Traci and I are going through the motions tonight... bath time.. pj time... sleepy time. I broke down and cried once. Traci wont show me her tears right now, but I know they are there.
This is the last time we do this with Peanut Butter.
Or is it?
I got a call from the CW today. They are going forward with court tomorrow. I don't understand why there is court if this has already all been decided.... and she didn't explain. Tomorrow is the day that he is supposed to go back to his mom.
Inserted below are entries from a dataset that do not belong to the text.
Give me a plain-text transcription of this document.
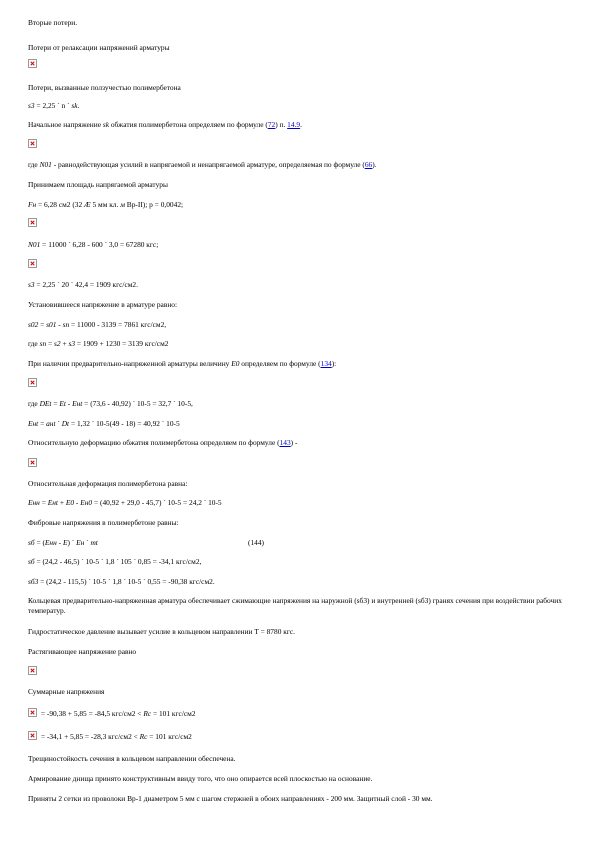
Вторые потери.
Потери от релаксации напряжений арматуры
Потери, вызванные ползучестью полимербетона
s3 = 2,25 ´ n ´ sk.
Начальное напряжение sk обжатия полимербетона определяем по формуле (72) п. 14.9.
где N01 - равнодействующая усилий в напрягаемой и ненапрягаемой арматуре, определяемая по формуле (66).
Принимаем площадь напрягаемой арматуры
Fн = 6,28 см2 (32 Æ 5 мм кл. м Вр-II); р = 0,0042;
N01 = 11000 ´ 6,28 - 600 ´ 3,0 = 67280 кгс;
s3 = 2,25 ´ 20 ´ 42,4 = 1909 кгс/см2.
Установившееся напряжение в арматуре равно:
s02 = s01 - sп = 11000 - 3139 = 7861 кгс/см2,
где sп = s2 + s3 = 1909 + 1230 = 3139 кгс/см2
При наличии предварительно-напряженной арматуры величину E0 определяем по формуле (134):
где DEt = Et - Eнt = (73,6 - 40,92) ´ 10-5 = 32,7 ´ 10-5,
Eнt = aнt ´ Dt = 1,32 ´ 10-5(49 - 18) = 40,92 ´ 10-5
Относительную деформацию обжатия полимербетона определяем по формуле (143) -
Относительная деформация полимербетона равна:
Eнн = Eнt + E0 - Eн0 = (40,92 + 29,0 - 45,7) ´ 10-5 = 24,2 ´ 10-5
Фибровые напряжения в полимербетоне равны:
sб = (Eнн - E) ´ Eн ´ mt	(144)
sб = (24,2 - 46,5) ´ 10-5 ´ 1,8 ´ 105 ´ 0,85 = -34,1 кгс/см2,
sб3 = (24,2 - 115,5) ´ 10-5 ´ 1,8 ´ 10-5 ´ 0,55 = -90,38 кгс/см2.
Кольцевая предварительно-напряженная арматура обеспечивает сжимающие напряжения на наружной (sб3) и внутренней (sб3) гранях сечения при воздействии рабочих температур.
Гидростатическое давление вызывает усилие в кольцевом направлении T = 8780 кгс.
Растягивающее напряжение равно
Суммарные напряжения
= -90,38 + 5,85 = -84,5 кгс/см2 < Rс = 101 кгс/см2
= -34,1 + 5,85 = -28,3 кгс/см2 < Rс = 101 кгс/см2
Трещиностойкость сечения в кольцевом направлении обеспечена.
Армирование днища принято конструктивным ввиду того, что оно опирается всей плоскостью на основание.
Приняты 2 сетки из проволоки Вр-1 диаметром 5 мм с шагом стержней в обоих направлениях - 200 мм. Защитный слой - 30 мм.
Because of my phone calls and cage rattling, NOW the agency is trying to slow down everything. Too little too late? I suppose I am proud of myself for pushing back a bit. I am selfishly frustrated though as tomorrow is the date that we prepared our hearts for. We talked about what we were going to do.. take down his crib, give away his summer clothing etc. Now.. court is at 9:30am and before noon we MIGHT find out that he is staying "for a bit longer". As if "a bit longer" will make his BM "better" after she has been going through this now for 8 years with PB's siblings.....or if he goes home.
I feel like I am in the middle of some crazy dream. As I was drying him off from his bath and putting him in his pjs, I just kept picturing him as an itty bitty when we picked him up from the hospital... and watched him grow to the almost 11 month old kid who is starting to take steps on his own.
We are trying to find faith in all of this and guard our hearts at the same time.